Cancer Prevention Fellowship Program, Surveillance Research Program, Division of Cancer Control and Population Sciences, National Cancer Institute, Bethesda, MD, USA.
Department of Family and Community Medicine, Penn State College of Medicine, The Pennsylvania State University, 134 Sipe Ave., #205, P.O. Box 850, MC HS72, Hershey, PA, 17033, USA.
Popul Health Metr. 2021 Jan 7;19(1):1. doi: 10.1186/s12963-020-00244-x.
Area-level measures are often used to approximate socioeconomic status (SES) when individual-level data are not available. However, no national studies have examined the validity of these measures in approximating individual-level SES.
Data came from ~ 3,471,000 participants in the Mortality Disparities in American Communities study, which links data from 2008 American Community Survey to National Death Index (through 2015). We calculated correlations, specificity, sensitivity, and odds ratios to summarize the concordance between individual-, census tract-, and county-level SES indicators (e.g., household income, college degree, unemployment). We estimated the association between each SES measure and mortality to illustrate the implications of misclassification for estimates of the SES-mortality association.
Participants with high individual-level SES were more likely than other participants to live in high-SES areas. For example, individuals with high household incomes were more likely to live in census tracts (r = 0.232; odds ratio [OR] = 2.284) or counties (r = 0.157; OR = 1.325) whose median household income was above the US median. Across indicators, mortality was higher among low-SES groups (all p < .0001). Compared to county-level, census tract-level measures more closely approximated individual-level associations with mortality.

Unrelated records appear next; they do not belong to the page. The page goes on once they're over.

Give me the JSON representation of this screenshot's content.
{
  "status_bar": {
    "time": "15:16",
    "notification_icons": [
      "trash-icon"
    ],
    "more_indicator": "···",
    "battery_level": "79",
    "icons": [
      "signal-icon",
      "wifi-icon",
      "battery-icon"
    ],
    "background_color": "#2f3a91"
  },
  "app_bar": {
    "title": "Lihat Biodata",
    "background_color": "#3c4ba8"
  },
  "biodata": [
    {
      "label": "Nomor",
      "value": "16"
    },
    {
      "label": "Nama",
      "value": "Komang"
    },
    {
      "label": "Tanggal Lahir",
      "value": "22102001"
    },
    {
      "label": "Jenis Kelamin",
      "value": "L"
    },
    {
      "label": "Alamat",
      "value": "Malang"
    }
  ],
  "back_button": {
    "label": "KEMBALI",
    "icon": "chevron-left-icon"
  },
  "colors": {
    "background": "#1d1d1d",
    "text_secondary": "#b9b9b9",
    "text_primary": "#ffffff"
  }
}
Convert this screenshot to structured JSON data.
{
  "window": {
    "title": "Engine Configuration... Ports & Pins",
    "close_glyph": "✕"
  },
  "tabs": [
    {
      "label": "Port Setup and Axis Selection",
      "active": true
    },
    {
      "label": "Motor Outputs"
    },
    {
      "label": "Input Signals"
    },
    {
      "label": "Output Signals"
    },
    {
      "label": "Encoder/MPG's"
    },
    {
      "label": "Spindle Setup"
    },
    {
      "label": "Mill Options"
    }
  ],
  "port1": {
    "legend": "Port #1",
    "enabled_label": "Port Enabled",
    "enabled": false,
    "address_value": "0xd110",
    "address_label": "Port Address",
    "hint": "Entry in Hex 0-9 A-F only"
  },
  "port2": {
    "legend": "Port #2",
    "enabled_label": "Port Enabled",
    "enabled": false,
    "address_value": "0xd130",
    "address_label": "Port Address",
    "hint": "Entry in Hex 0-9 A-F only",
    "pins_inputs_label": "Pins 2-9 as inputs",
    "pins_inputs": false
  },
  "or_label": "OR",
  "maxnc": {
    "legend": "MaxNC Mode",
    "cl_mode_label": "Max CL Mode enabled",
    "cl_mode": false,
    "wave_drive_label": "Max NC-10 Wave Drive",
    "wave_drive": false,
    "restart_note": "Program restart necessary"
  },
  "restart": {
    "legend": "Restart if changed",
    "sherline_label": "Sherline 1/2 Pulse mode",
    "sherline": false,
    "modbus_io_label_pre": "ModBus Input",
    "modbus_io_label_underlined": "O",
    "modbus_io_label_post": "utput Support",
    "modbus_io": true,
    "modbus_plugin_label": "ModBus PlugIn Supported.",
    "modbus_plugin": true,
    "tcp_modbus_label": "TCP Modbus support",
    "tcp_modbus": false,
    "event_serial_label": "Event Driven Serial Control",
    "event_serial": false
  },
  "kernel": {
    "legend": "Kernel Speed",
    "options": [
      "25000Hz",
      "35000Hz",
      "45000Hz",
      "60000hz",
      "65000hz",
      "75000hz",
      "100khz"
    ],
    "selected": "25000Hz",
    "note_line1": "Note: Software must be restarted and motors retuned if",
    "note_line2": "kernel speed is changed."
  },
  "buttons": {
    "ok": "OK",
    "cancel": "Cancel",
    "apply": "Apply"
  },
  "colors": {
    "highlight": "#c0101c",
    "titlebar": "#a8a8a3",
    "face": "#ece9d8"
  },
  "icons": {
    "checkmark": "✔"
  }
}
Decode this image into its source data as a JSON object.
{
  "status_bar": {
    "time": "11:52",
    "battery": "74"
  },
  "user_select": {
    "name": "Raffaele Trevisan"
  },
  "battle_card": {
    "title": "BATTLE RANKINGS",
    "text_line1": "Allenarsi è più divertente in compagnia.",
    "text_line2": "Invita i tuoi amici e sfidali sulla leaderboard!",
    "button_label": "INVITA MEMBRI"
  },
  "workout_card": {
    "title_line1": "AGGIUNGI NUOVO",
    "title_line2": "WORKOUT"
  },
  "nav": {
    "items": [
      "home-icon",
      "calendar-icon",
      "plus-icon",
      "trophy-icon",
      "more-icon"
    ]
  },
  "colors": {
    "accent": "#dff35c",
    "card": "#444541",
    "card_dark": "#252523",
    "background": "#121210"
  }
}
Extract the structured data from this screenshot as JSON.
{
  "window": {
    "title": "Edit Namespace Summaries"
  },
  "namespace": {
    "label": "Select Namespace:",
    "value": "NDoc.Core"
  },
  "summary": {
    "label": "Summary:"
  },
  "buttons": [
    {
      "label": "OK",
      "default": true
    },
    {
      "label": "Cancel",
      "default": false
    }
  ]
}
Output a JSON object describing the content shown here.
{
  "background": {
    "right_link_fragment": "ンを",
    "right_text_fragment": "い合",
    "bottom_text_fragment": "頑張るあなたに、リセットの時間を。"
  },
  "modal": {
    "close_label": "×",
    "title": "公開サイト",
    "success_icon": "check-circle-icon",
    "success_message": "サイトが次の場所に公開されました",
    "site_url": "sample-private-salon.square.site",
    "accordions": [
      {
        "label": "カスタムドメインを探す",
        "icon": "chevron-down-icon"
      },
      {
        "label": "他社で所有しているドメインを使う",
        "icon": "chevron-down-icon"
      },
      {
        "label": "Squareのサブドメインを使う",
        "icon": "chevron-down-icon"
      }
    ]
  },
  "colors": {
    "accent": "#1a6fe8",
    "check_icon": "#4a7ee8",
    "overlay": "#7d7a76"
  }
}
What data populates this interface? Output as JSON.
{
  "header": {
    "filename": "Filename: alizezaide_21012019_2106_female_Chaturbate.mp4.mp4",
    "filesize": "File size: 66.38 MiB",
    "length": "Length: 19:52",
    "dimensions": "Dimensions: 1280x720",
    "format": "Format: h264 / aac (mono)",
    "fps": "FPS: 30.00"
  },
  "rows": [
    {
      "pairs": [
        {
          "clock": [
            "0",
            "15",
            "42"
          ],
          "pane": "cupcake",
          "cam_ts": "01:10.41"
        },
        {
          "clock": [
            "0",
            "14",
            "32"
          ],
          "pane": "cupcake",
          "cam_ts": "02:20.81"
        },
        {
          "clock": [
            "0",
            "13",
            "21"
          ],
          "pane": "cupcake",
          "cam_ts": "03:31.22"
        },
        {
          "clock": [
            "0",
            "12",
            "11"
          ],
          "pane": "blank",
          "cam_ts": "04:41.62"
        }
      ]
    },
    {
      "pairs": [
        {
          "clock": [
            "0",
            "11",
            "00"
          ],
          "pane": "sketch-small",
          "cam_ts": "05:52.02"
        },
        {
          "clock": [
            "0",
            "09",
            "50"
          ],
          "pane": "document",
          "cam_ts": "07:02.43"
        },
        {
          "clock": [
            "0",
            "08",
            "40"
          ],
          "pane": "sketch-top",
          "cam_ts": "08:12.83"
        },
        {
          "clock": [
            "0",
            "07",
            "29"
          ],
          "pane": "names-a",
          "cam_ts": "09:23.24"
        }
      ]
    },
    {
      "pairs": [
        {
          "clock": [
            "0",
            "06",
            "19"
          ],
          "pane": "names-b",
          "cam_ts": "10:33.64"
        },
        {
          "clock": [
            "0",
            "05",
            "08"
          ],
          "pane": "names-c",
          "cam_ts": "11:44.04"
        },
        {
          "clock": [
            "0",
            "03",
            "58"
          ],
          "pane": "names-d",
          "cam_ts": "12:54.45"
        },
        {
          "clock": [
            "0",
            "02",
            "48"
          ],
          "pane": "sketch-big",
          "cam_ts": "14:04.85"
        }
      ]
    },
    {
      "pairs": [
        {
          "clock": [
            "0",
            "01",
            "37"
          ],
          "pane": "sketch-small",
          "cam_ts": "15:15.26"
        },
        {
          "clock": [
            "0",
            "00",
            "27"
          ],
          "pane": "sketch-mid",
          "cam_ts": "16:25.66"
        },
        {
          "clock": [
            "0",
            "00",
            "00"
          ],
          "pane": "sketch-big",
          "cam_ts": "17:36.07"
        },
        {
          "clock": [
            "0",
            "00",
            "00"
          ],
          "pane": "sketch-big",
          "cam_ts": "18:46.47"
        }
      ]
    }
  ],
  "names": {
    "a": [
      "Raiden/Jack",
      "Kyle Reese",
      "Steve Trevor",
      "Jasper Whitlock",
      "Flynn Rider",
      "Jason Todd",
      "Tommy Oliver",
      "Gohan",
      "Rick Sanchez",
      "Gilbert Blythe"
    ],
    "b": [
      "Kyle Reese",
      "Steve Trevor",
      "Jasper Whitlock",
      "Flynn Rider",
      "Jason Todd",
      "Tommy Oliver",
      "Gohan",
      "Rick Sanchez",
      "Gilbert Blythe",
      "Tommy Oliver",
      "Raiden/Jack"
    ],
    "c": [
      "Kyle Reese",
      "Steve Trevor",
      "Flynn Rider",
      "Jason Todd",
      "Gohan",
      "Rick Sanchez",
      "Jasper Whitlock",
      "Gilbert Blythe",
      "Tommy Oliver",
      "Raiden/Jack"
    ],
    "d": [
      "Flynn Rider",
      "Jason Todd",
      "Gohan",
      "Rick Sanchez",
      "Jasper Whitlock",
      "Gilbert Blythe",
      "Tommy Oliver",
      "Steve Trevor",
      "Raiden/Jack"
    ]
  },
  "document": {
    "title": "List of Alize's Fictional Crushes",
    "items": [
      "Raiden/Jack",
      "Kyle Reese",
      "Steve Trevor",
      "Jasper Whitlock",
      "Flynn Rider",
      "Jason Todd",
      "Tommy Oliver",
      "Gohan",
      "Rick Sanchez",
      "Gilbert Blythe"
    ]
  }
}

Moderate agreement emerged among binary indicators of SES across individual, census tract, and county levels, with increased precision for census tract compared to county measures when approximating individual-level values. When area level measures were used as proxies for individual SES, the SES-mortality associations were systematically underestimated. Studies using area-level SES proxies should use caution when selecting, analyzing, and interpreting associations with health outcomes.
当无法获得个体水平的数据时,常采用区域水平的指标来近似社会经济地位(SES)。然而,尚无全国性研究检验这些指标在近似个体水平 SES 方面的有效性。
数据来自 Mortality Disparities in American Communities 研究的约 347.1 万名参与者,该研究将 2008 年美国社区调查的数据与国家死亡指数(截至 2015 年)相关联。我们计算了相关性、特异性、敏感性和优势比,以总结个体、普查区和县级 SES 指标(例如家庭收入、大学学历、失业率)之间的一致性。我们估计了每种 SES 指标与死亡率之间的关联,以说明分类错误对 SES-死亡率关联估计的影响。
个体 SES 水平较高的参与者比其他参与者更有可能居住在 SES 水平较高的地区。例如,高收入家庭的个体更有可能居住在家庭收入中位数高于美国中位数的普查区(r = 0.232;优势比[OR] = 2.284)或县(r = 0.157;OR = 1.325)。在所有指标中,低 SES 组的死亡率均较高(均<0.0001)。与县级相比,普查区水平的指标更能近似个体水平与死亡率的关联。
个体、普查区和县级 SES 的二元指标之间存在中等程度的一致性,与县级指标相比,普查区指标在近似个体水平值时更精确。当使用区域水平的 SES 代理指标来代表个体 SES 时,SES-死亡率关联被系统低估。使用区域水平 SES 代理指标的研究在选择、分析和解释与健康结果的关联时应谨慎。